«Ao ler este livro, peço ao leitor que procure deixar de lado todos os seus preconceitos, todas as suas memórias e lembranças, e mesmo todas as suas ideias (pre)concebidas acerca deste caso. Peço-lhe que, quase de uma «forma virgem», receba as informações aqui escritas com o intuito de entender a real intenção deste livro: perceber o que pode acontecer a qualquer um de nós, em qualquer momento, sem aviso prévio.»
«(Esta) obra é um quadro pintado com cores fortes, verdadeiras, sem meias-tintas, onde se lê, em cada pincelada, uma emoção, um sentimento, um manual de valores de um conjunto de personagens vivas, sérias, lutadoras, conscientes, intocáveis pela mentira, incorruptíveis pela propaganda. E isso transforma este livro num exemplo. [...] Este não é um livro de ficção. As personagens são pessoas reais. Exprimem sentimentos reais. Revelam emoções reais. Essa é uma das suas riquezas. E aqui ficam escritas, arquivadas, as palavras, filhas do que é sentido e humano, para uma verdadeira memória futura, que bem necessária será um dia.»
in prefácio de Carlos Cruz
A Casa Pia viu destruída uma imagem enraizada desde 1780. Aqueles que foram considerados suspeitos de pedofilia nunca mais refizeram as suas vidas. As alegadas vítimas procuraram um recomeço, dentro ou fora do país. Mas nenhuma destas pessoas voltou a ser a mesma — e todas elas têm família e amigos que sofreram com o que estava a acontecer.
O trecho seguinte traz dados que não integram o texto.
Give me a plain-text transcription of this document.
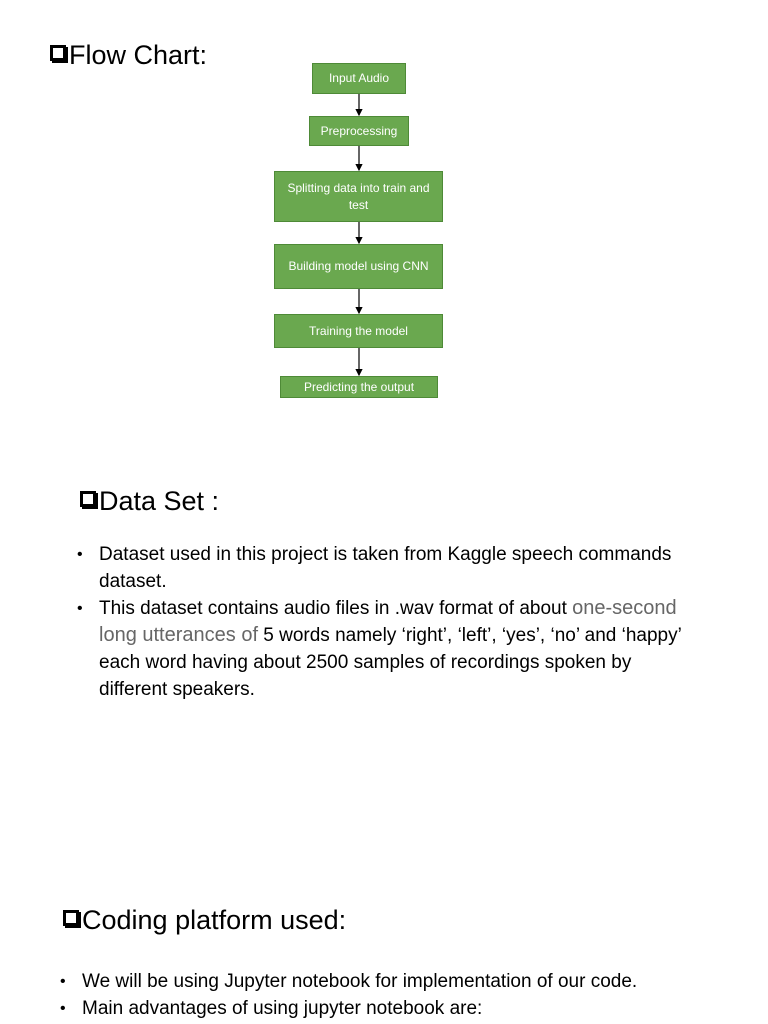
Flow Chart:
Input Audio
Preprocessing
Splitting data into train and test
Building model using CNN
Training the model
Predicting the output
Data Set :
• Dataset used in this project is taken from Kaggle speech commands dataset.
• This dataset contains audio files in .wav format of about one-second long utterances of 5 words namely ‘right’, ‘left’, ‘yes’, ‘no’ and ‘happy’ each word having about 2500 samples of recordings spoken by different speakers.
Coding platform used:
• We will be using Jupyter notebook for implementation of our code.
• Main advantages of using jupyter notebook are:
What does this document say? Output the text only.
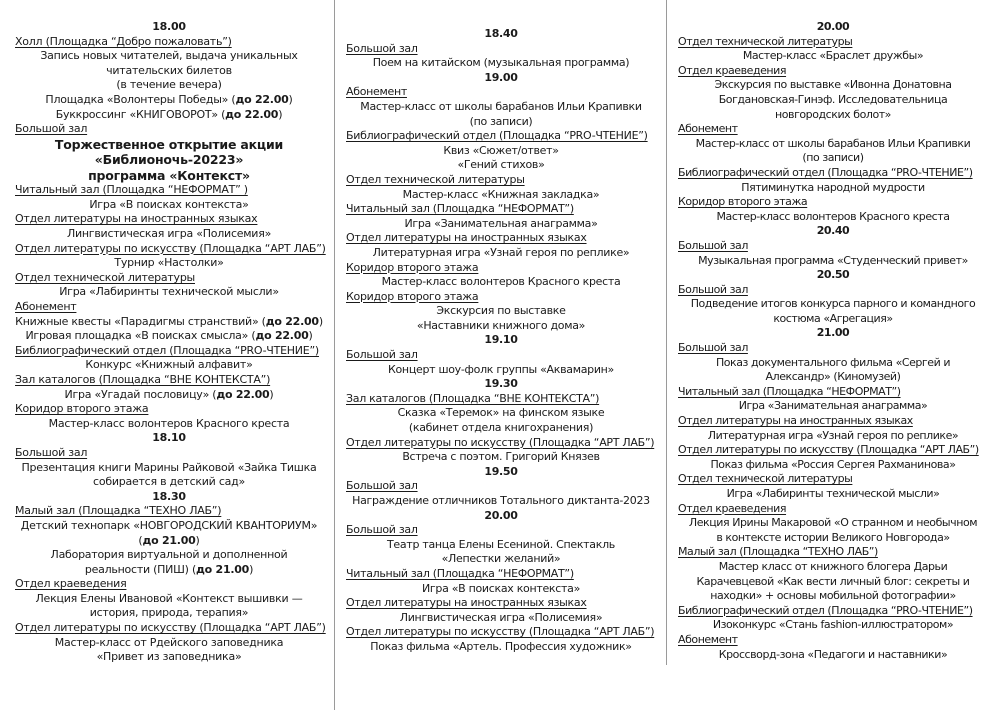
18.00
Холл (Площадка “Добро пожаловать”)
Запись новых читателей, выдача уникальных
читательских билетов
(в течение вечера)
Площадка «Волонтеры Победы» (до 22.00)
Буккроссинг «КНИГОВОРОТ» (до 22.00)
Большой зал
Торжественное открытие акции
«Библионочь-20223»
программа «Контекст»
Читальный зал (Площадка “НЕФОРМАТ” )
Игра «В поисках контекста»
Отдел литературы на иностранных языках
Лингвистическая игра «Полисемия»
Отдел литературы по искусству (Площадка “АРТ ЛАБ”)
Турнир «Настолки»
Отдел технической литературы
Игра «Лабиринты технической мысли»
Абонемент
Книжные квесты «Парадигмы странствий» (до 22.00)
Игровая площадка «В поисках смысла» (до 22.00)
Библиографический отдел (Площадка “PRO-ЧТЕНИЕ”)
Конкурс «Книжный алфавит»
Зал каталогов (Площадка “ВНЕ КОНТЕКСТА”)
Игра «Угадай пословицу» (до 22.00)
Коридор второго этажа
Мастер-класс волонтеров Красного креста
18.10
Большой зал
Презентация книги Марины Райковой «Зайка Тишка
собирается в детский сад»
18.30
Малый зал (Площадка “ТЕХНО ЛАБ”)
Детский технопарк «НОВГОРОДСКИЙ КВАНТОРИУМ»
(до 21.00)
Лаборатория виртуальной и дополненной
реальности (ПИШ) (до 21.00)
Отдел краеведения
Лекция Елены Ивановой «Контекст вышивки —
история, природа, терапия»
Отдел литературы по искусству (Площадка “АРТ ЛАБ”)
Мастер-класс от Рдейского заповедника
«Привет из заповедника»
18.40
Большой зал
Поем на китайском (музыкальная программа)
19.00
Абонемент
Мастер-класс от школы барабанов Ильи Крапивки
(по записи)
Библиографический отдел (Площадка “PRO-ЧТЕНИЕ”)
Квиз «Сюжет/ответ»
«Гений стихов»
Отдел технической литературы
Мастер-класс «Книжная закладка»
Читальный зал (Площадка “НЕФОРМАТ”)
Игра «Занимательная анаграмма»
Отдел литературы на иностранных языках
Литературная игра «Узнай героя по реплике»
Коридор второго этажа
Мастер-класс волонтеров Красного креста
Коридор второго этажа
Экскурсия по выставке
«Наставники книжного дома»
19.10
Большой зал
Концерт шоу-фолк группы «Аквамарин»
19.30
Зал каталогов (Площадка “ВНЕ КОНТЕКСТА”)
Сказка «Теремок» на финском языке
(кабинет отдела книгохранения)
Отдел литературы по искусству (Площадка “АРТ ЛАБ”)
Встреча с поэтом. Григорий Князев
19.50
Большой зал
Награждение отличников Тотального диктанта-2023
20.00
Большой зал
Театр танца Елены Есениной. Спектакль
«Лепестки желаний»
Читальный зал (Площадка “НЕФОРМАТ”)
Игра «В поисках контекста»
Отдел литературы на иностранных языках
Лингвистическая игра «Полисемия»
Отдел литературы по искусству (Площадка “АРТ ЛАБ”)
Показ фильма «Артель. Профессия художник»
20.00
Отдел технической литературы
Мастер-класс «Браслет дружбы»
Отдел краеведения
Экскурсия по выставке «Ивонна Донатовна
Богдановская-Гинэф. Исследовательница
новгородских болот»
Абонемент
Мастер-класс от школы барабанов Ильи Крапивки
(по записи)
Библиографический отдел (Площадка “PRO-ЧТЕНИЕ”)
Пятиминутка народной мудрости
Коридор второго этажа
Мастер-класс волонтеров Красного креста
20.40
Большой зал
Музыкальная программа «Студенческий привет»
20.50
Большой зал
Подведение итогов конкурса парного и командного
костюма «Агрегация»
21.00
Большой зал
Показ документального фильма «Сергей и
Александр» (Киномузей)
Читальный зал (Площадка “НЕФОРМАТ”)
Игра «Занимательная анаграмма»
Отдел литературы на иностранных языках
Литературная игра «Узнай героя по реплике»
Отдел литературы по искусству (Площадка “АРТ ЛАБ”)
Показ фильма «Россия Сергея Рахманинова»
Отдел технической литературы
Игра «Лабиринты технической мысли»
Отдел краеведения
Лекция Ирины Макаровой «О странном и необычном
в контексте истории Великого Новгорода»
Малый зал (Площадка “ТЕХНО ЛАБ”)
Мастер класс от книжного блогера Дарьи
Карачевцевой «Как вести личный блог: секреты и
находки» + основы мобильной фотографии»
Библиографический отдел (Площадка “PRO-ЧТЕНИЕ”)
Изоконкурс «Стань fashion-иллюстратором»
Абонемент
Кроссворд-зона «Педагоги и наставники»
Marta Cruz reuniu em As Outras Vítimas: Relatos inéditos das vidas atingidas pelo processo Casa Pia, à venda em todo o país a partir de 16 de Novembro (14,39€) - lançamento dia 18, às 18h30, Fnac do C. Colombo, depoimentos do sofrimento vivido, ao longo destes quase nove anos, pelas pessoas ligadas a Carlos Cruz, um dos principais arguidos do processo Casa Pia, pelo simples facto de fazerem parte da sua vida e de nunca terem deixado de acreditar na sua inocência. Marluce, Raquel Rocheta, Martim Louro, Maria João Filaho Gouveia, entre outros, deixam neste livro o seu testemunho destes conturbados anos.
«(...) Eu sou a Marta. Fui eu que escrevi o meu depoimento. Não foi fácil. Publico aqui alguns momentos meus que nunca foram partilhados, nem sequer com os meus pais. Relembrar não foi simples, mas foi uma forma de ajudar a cicatrizar a ferida. Passados oito anos e alguns meses de processo, é a primeira vez que exteriorizo estes sentimentos, estes pensamentos e estas emoções. Espero que sejam compreendidos. (...) Não me lembro da data exacta em que isto se passou, mas certo dia, antes de ser preso, o meu pai chamou-me a sua casa para conversarmos. Não percebi o porquê daquele encontro, já que tínhamos passado o fim-de-semana juntos e não era normal ele querer conversar pessoalmente comigo durante a semana.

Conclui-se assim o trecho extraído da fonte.